Rectaal:
De meest betrouwbare manier om de kerntemperatuur te meten is een rectale meting. Dit is een accurate meting en de kans op foutmetingen is gering. Het normale temperatuurbereik loopt van 36,2°C tot 37,7°C.
Oor:
Ook de meting in het oor is een zeer betrouwbare wijze om de kerntemperatuur van het lichaam te bepalen. Hierbij wordt een thermometer gebruikt die de infrarood- straling die door het trommelvlies (Tympanum) wordt afgegeven kan registreren.Dit is een betrouwbare meting met een kleine kans op fouten in de meetresultaten. Het normale bereik is 35,5°C - 37,5°C.
Mond:
Er zijn twee manieren om de temperatuur in de mond te meten.
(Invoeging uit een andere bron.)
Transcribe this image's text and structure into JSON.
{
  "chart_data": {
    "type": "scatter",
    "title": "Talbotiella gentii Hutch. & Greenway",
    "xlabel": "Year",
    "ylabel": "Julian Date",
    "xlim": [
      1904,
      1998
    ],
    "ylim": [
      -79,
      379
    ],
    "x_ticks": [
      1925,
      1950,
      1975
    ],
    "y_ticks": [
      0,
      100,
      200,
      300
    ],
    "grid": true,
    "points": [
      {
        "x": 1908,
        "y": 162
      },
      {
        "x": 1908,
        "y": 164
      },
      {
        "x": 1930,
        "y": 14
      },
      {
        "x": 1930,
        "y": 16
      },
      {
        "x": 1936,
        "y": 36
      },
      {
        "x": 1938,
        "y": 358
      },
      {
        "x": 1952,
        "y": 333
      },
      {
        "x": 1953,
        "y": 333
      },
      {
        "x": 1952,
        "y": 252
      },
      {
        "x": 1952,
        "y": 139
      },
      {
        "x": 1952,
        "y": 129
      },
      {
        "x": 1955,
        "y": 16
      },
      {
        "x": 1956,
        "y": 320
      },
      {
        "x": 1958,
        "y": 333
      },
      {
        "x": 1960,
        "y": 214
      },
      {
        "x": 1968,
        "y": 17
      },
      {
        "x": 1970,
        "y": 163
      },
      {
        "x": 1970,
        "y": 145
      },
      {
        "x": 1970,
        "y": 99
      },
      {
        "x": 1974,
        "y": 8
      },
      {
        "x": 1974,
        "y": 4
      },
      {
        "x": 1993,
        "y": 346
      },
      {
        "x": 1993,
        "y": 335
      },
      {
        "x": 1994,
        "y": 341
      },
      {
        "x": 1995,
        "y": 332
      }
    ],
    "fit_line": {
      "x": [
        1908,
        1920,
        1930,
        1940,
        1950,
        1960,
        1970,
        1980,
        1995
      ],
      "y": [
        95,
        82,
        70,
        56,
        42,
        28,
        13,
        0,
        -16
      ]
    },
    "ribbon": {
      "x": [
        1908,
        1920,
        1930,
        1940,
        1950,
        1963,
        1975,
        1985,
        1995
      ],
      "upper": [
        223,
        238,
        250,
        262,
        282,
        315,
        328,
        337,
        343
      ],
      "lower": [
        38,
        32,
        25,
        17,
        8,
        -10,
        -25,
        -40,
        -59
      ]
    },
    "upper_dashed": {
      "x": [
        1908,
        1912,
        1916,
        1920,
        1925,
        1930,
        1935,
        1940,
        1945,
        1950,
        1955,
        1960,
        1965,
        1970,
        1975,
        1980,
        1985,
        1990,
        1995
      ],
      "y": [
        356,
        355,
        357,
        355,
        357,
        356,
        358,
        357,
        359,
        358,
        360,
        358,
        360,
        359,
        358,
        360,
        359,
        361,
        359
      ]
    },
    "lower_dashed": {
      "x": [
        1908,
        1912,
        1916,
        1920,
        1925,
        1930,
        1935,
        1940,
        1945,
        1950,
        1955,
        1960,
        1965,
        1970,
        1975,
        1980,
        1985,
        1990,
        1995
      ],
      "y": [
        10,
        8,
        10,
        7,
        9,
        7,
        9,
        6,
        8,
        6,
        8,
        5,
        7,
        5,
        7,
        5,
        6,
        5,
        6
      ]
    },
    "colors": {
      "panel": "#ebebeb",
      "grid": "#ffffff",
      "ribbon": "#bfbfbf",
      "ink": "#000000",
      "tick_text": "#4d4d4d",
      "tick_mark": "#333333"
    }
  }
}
In de wang (""buccaal"") of onder de tong (""sublinguaal""). Deze metingen geven een temperatuur die ca 0,3°C tot 0,8°C lager is dan een rectale meting, waarbij meting onder de tong te verkiezen is boven meting in de wang.
Oksel:
Als er in klinieken lichaamstemperatuur wordt gemeten aan de huid is dat onder de oksel of in de lies. Daarbij wordt de arm of het been tegen het lichaam gedrukt om de invloed van de omgevingstemperatuur te verminderen. Dit heeft maar een beperkt resultaat, en verder heeft deze methode het nadeel dat zij lang duurt. Bij volwassenen is meting onder de oksel 0,5°C tot wel 1,5°C lager dan de rectaal gemeten temperatuur! Bij jonge kinderen is het verschil tussen meting onder de oksel en rectaal veel kleiner.